Did I put this thought in his head? I wonder suddenly. And if I did … does he care that much about what I think?

I reach out and cover his hand with mine. His skin is warm and, as new as this feeling is, it’s familiar. ‘Darien … nothing about you is foolish.’

He peers at my hand, and then at me, almost sceptically.

‘I see your passions as an extension of you ,’ I go on, ‘and I could never tell you what to do with a part of yourself,’ I tell him with a gentle finality. A tentative smile flutters back to his face.

I want to be as good as my word – to stop worrying about this practice on Friday and trust him. But I also want to do all I can to keep Darien safe, and it’s jarring, incomplete in the sense it makes.

‘Hey.’ I turn to him, and his eyes meet mine. ‘Just be careful. All right?’

He nods with an adorable grin full of nothing but innocence. It’s so simple with Darien. It requires no thought. ‘When have I not been careful?’
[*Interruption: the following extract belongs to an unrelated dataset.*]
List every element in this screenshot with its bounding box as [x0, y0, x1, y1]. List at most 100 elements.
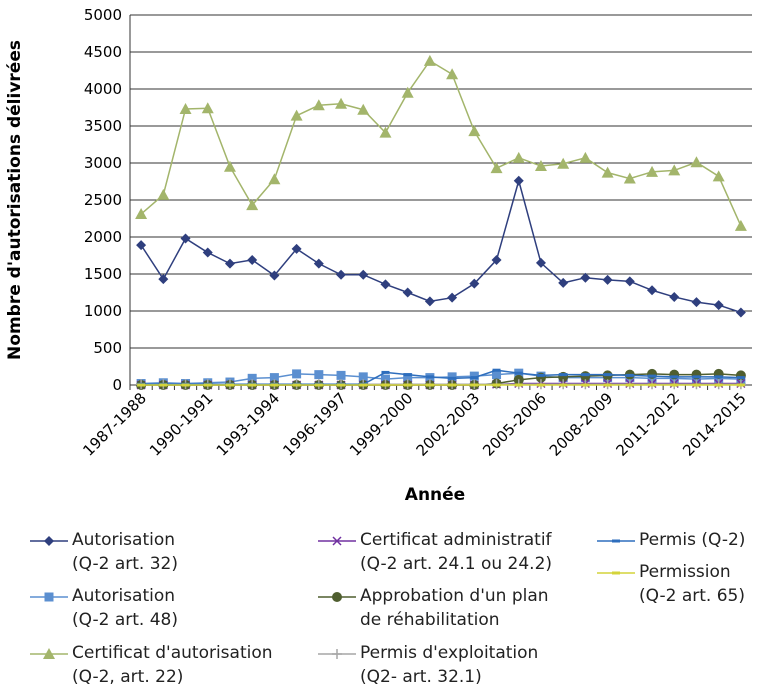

I can’t help but stifle a laugh. He does these tiny things, beautiful things. And with them, he fills the void that loss left behind in me, piece by piece. He gives me back my courage and my voice and my smile. He makes me want to end what my mother calls my self-imposed penance and try. At least until I remember that there is a whole other component to that penance: my plea to my parents.

‘What’s that look?’ Darien’s voice is almost singsong as he snaps his fingers in front of my face.

‘Oh …’ I let out an embarrassed chuckle. He reads me far too well. ‘Nothing. Nothing, I just … nothing.’